UNSW Medicine alumnus Dr Damien Limberger has been committed to the education of rural doctors since he joined the second cohort of students to undertake Medicine via the Rural Entry Scheme.
Today, as Executive Medical Director of Griffith Base Hospital and head of the Griffith campus of UNSW’s Rural Clinical School, 35-year-old Dr Limberger is working to encourage more Medicine students to consider careers in the bush.
“Our students get lots of hands on experience, with ward rounds in the hospital every day, a lot of procedural training in theatre, and because we only have six students there’s a really good teacher to student ratio,” he says.
“Most rural doctors are generalists who have to deal with everything that comes through the door, from road traumas to big farming accidents and mental health. They get the full range of surgical and medical exposure.”
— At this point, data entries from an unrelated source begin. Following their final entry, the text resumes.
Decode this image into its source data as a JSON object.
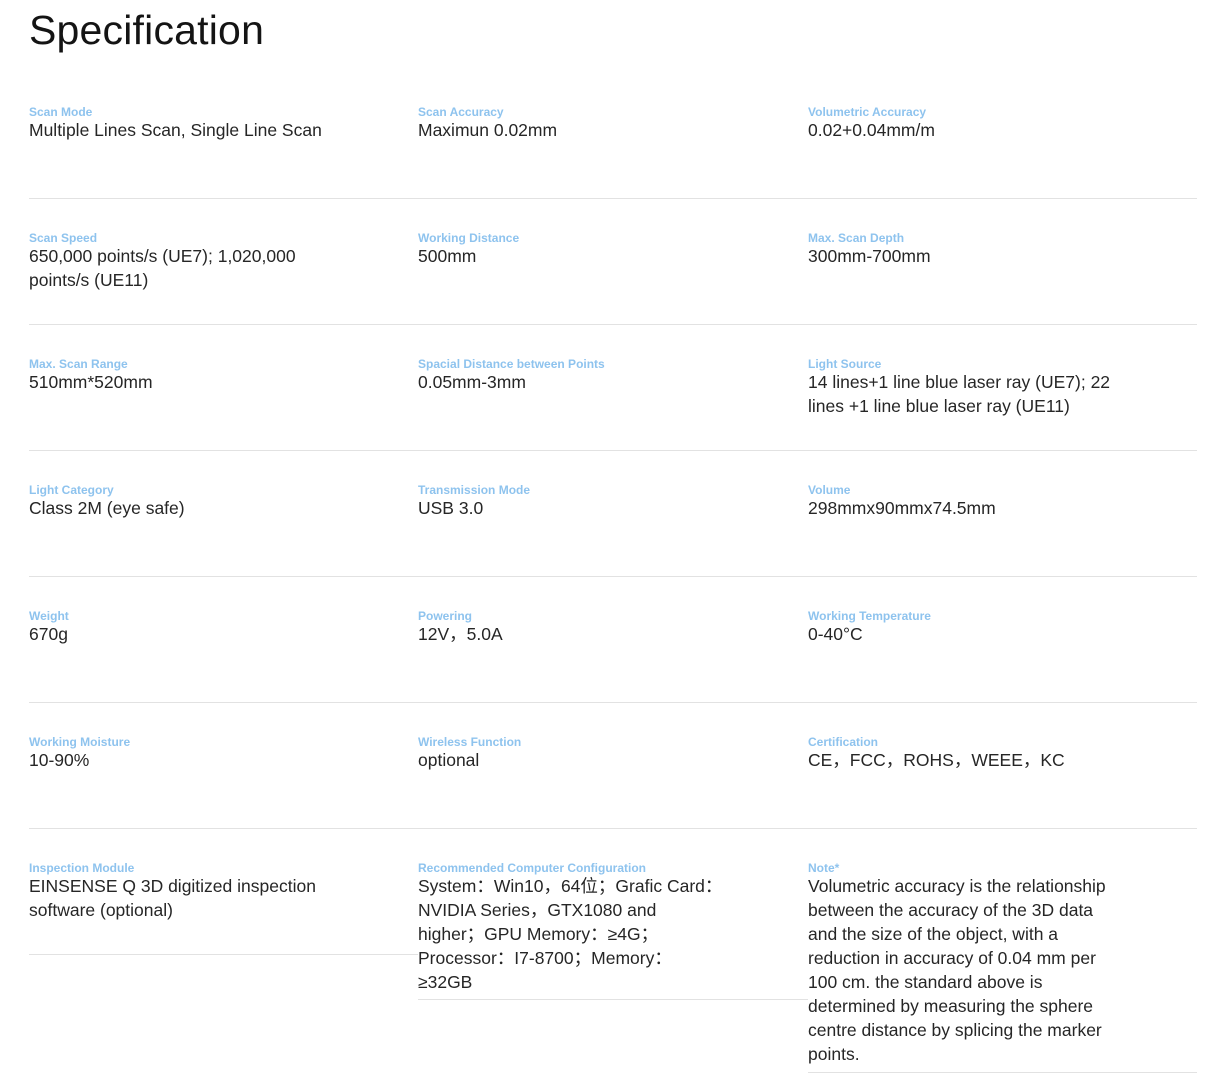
{
  "page_title": "Specification",
  "specs": [
    {
      "label": "Scan Mode",
      "value": "Multiple Lines Scan, Single Line Scan"
    },
    {
      "label": "Scan Accuracy",
      "value": "Maximun 0.02mm"
    },
    {
      "label": "Volumetric Accuracy",
      "value": "0.02+0.04mm/m"
    },
    {
      "label": "Scan Speed",
      "value": "650,000 points/s (UE7); 1,020,000\npoints/s (UE11)"
    },
    {
      "label": "Working Distance",
      "value": "500mm"
    },
    {
      "label": "Max. Scan Depth",
      "value": "300mm-700mm"
    },
    {
      "label": "Max. Scan Range",
      "value": "510mm*520mm"
    },
    {
      "label": "Spacial Distance between Points",
      "value": "0.05mm-3mm"
    },
    {
      "label": "Light Source",
      "value": "14 lines+1 line blue laser ray (UE7); 22\nlines +1 line blue laser ray (UE11)"
    },
    {
      "label": "Light Category",
      "value": "Class 2M (eye safe)"
    },
    {
      "label": "Transmission Mode",
      "value": "USB 3.0"
    },
    {
      "label": "Volume",
      "value": "298mmx90mmx74.5mm"
    },
    {
      "label": "Weight",
      "value": "670g"
    },
    {
      "label": "Powering",
      "value": "12V，5.0A"
    },
    {
      "label": "Working Temperature",
      "value": "0-40°C"
    },
    {
      "label": "Working Moisture",
      "value": "10-90%"
    },
    {
      "label": "Wireless Function",
      "value": "optional"
    },
    {
      "label": "Certification",
      "value": "CE，FCC，ROHS，WEEE，KC"
    },
    {
      "label": "Inspection Module",
      "value": "EINSENSE Q 3D digitized inspection\nsoftware (optional)"
    },
    {
      "label": "Recommended Computer Configuration",
      "value": "System：Win10，64位；Grafic Card：\nNVIDIA Series，GTX1080 and\nhigher；GPU Memory：≥4G；\nProcessor：I7-8700；Memory：\n≥32GB"
    },
    {
      "label": "Note*",
      "value": "Volumetric accuracy is the relationship\nbetween the accuracy of the 3D data\nand the size of the object, with a\nreduction in accuracy of 0.04 mm per\n100 cm. the standard above is\ndetermined by measuring the sphere\ncentre distance by splicing the marker\npoints."
    }
  ]
}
Griffith joined Albury-Wodonga, Coffs Harbour, Port Macquarie and Wagga Wagga as the fifth campus of UNSW’s Rural Clinical School last year. With a $700,000 investment from the Federal Government, the School purchased a former doctor’s surgery opposite the hospital and upgraded it into a state-of-the-art medical teaching facility.
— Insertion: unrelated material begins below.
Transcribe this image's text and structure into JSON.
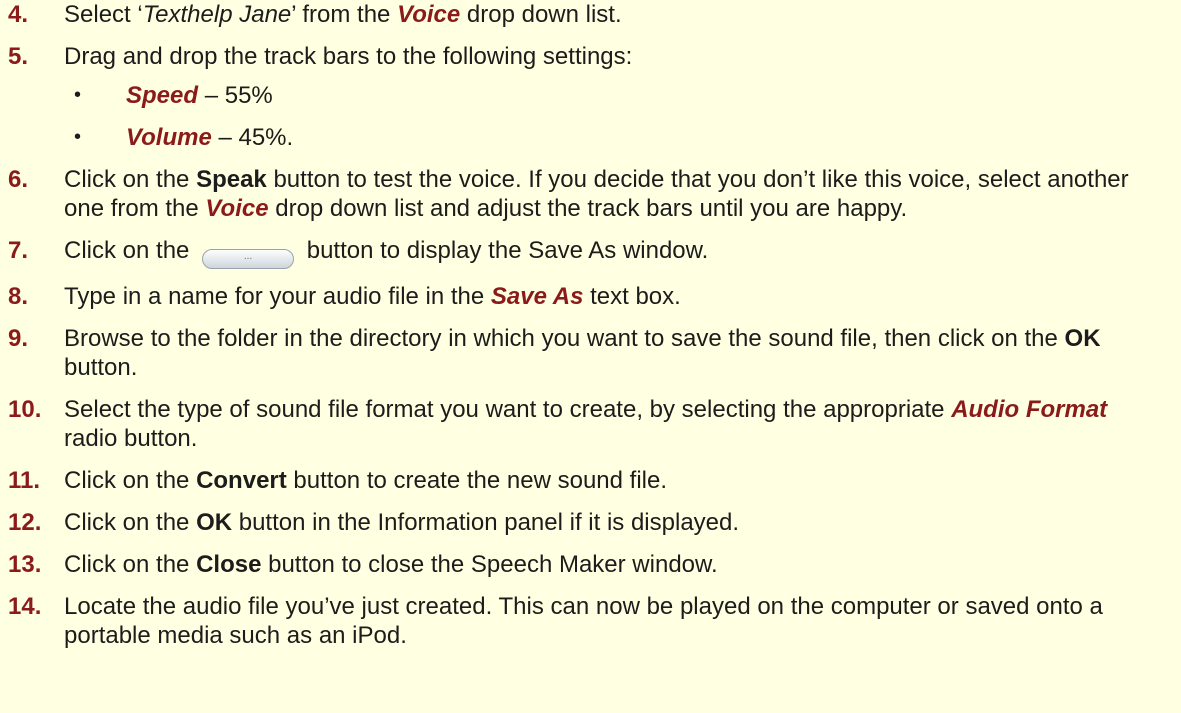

The funding was also used to purchase a large, Griffith-style house to accommodate all six students. “It has big living areas and nice kitchen – and the neighbours bring them home made salami and olive oil and even put out their rubbish,” Dr Limberger says.
Dr Limberger is now recruiting the second intake of students and plans to expand the program to enable them to undertake their Independent Learning Project at the campus. He would also like to see more specialist training available in the bush.
Born in Wagga Wagga, Dr Limberger studied for three years at UNSW Medicine in Sydney before completing his degree in Wagga Wagga, where he stayed on as an intern and resident. He then undertook general practice surgical training in Griffith and set up a GP obstetrics training post there, and worked as a GP obstetrician for several years.
He now conducts surgery at Griffith Base Hospital, focuses on safety and quality as Executive Medical Director, and also works with the Clinical Excellence Commission. As head of campus, he is involved in guiding a multidisciplinary teaching staff to deliver the curriculum to six full time and three rotating students.
“My rural background makes working here appealing – it’s all about the rural lifestyle, knowing the community and, even in the hospital setting, the sense of teamwork and camaraderie that you don’t get in the big cities,” he says.